Skin – Tissue and Systems

This article describes the bodily systems involved with the skin cancer named melanoma.  Despite being a rare cancer, melanoma is responsible for a relatively large portion of cancer deaths.  Melanoma is among the top ten most common causes of death from cancer for both men and women in the United States.  Non-melanoma skin cancers are much more common but it is very rare to have serious illness or death from these types.

Melanoma is a cancer of the skin.  The skin is composed of several layers and many different types of cells.  The cells that are responsible for pigment production are called melanocytes.  The skin has two basic layers and several sub-layers.  The skin is primarily composed of the epidermis and dermis.  The epidermis is thin and the outermost layer.  This layer is made of scale like cells called stratified squamous epithelium.

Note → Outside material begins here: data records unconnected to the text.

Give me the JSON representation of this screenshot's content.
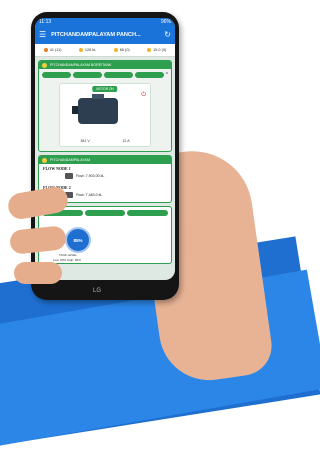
{
  "status_bar": {
    "time": "11:13",
    "battery": "96%"
  },
  "app_bar": {
    "title": "PITCHANDAMPALAYAM PANCH..."
  },
  "stats": [
    {
      "label": "41 (11)"
    },
    {
      "label": "126 kL"
    },
    {
      "label": "66 (0)"
    },
    {
      "label": "15.0 (0)"
    }
  ],
  "pump_card": {
    "title": "PITCHANDAMPALAYAM BORE/TANK"
  },
  "motor": {
    "label": "MOTOR ON",
    "voltage": "381 V",
    "current": "12 A"
  },
  "flow_card": {
    "title": "PITCHANDAMPALAYAM",
    "nodes": [
      {
        "name": "FLOW NODE 1",
        "reading": "Flow: 7,903.00 kL"
      },
      {
        "name": "FLOW NODE 2",
        "reading": "Flow: 7,483.0 kL"
      }
    ]
  },
  "tank": {
    "level": "85%",
    "caption": "TANK LEVEL",
    "low_mark": "Low: 80%",
    "high_mark": "High: 95%"
  },
  "brand": "LG",
  "colors": {
    "primary_blue": "#1a73d8",
    "green": "#2e9e4f",
    "yellow": "#f4d03f"
  }
}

The layers of the skin also house nerves for sensation and the receptors for each nerve.  There are different types of receptors for light touch, pain, and temperature sensations.  Other structures within the skin include sweat glands, hair follicles, small muscles for movement of hair and pores, pigment making cells (i.e. melanocytes) and white blood cells to fight infection.  The epidermis has several subdivisions as well.

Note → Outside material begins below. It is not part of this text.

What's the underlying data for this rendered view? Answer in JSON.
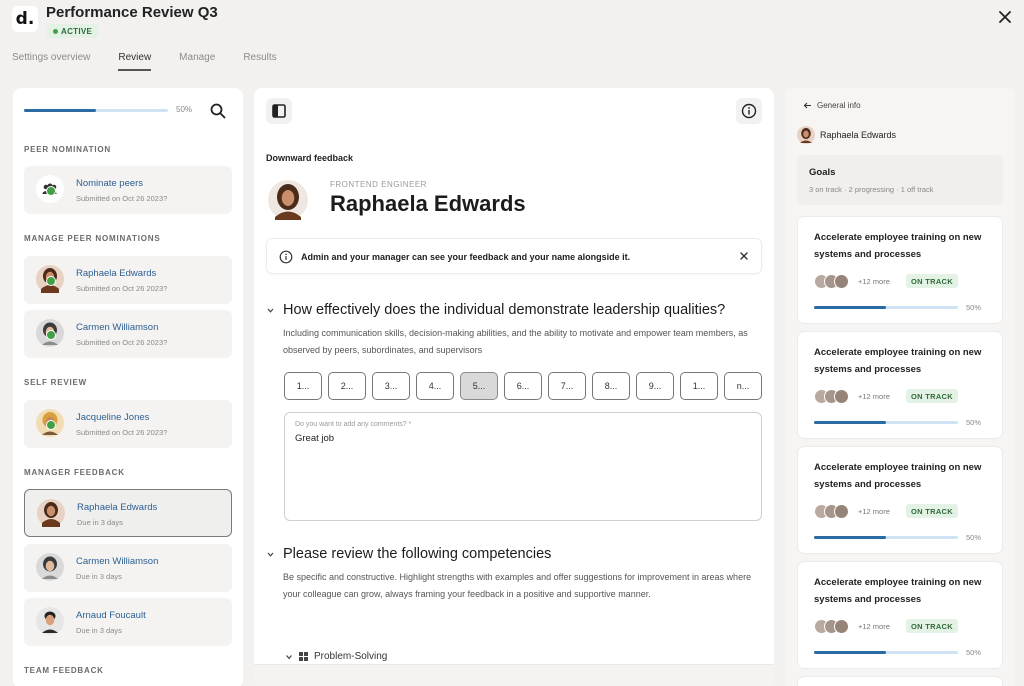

Beyond the epidermis is the deeper dermis layer of skin.  This layer has many of the same structures that are in the epidermis.  This layer has more blood vessels to supply the rest of the skin.  The dermis is divided into several layers also.

The skin rests on loose connective tissue known as fascia.  The skin has a deep fatty layer that connects it with the underlying structure which is usually muscle but may be bone or other soft tissue.  The skin is commonly referred to as the largest organ of the body.  The skin is extremely important for health and bodily function.  The main job of the skin is to provide protection from the outside world.  Protection for foreign substances and germs is provided by the skin as a mechanical barrier.  The skin also protects from excessive heat or water loss.  This is why certain injuries or diseases such as a severe total body burn place the body in such a bad predicament.  With large amounts of skin loss, we become quickly dehydrated and have difficulty staying warm.  Infection becomes a big problem as well.

The other key function provided by the skin is help with vitamin D production.  Vitamin D is converted into its active form by a change in its structure from solar energy.  Vitamin D is essential to calcium metabolism and bone health as well as several other important bodily functions.

Unfortunately, societal trends and pressures have influenced many people to seek excessive sun light to have a “tanned” look.  The skin does a great job of blocking most harmful solar radiation.  The skin is sensitive to this radiation and over time this type of exposure can cause damage to the DNA of skin cells.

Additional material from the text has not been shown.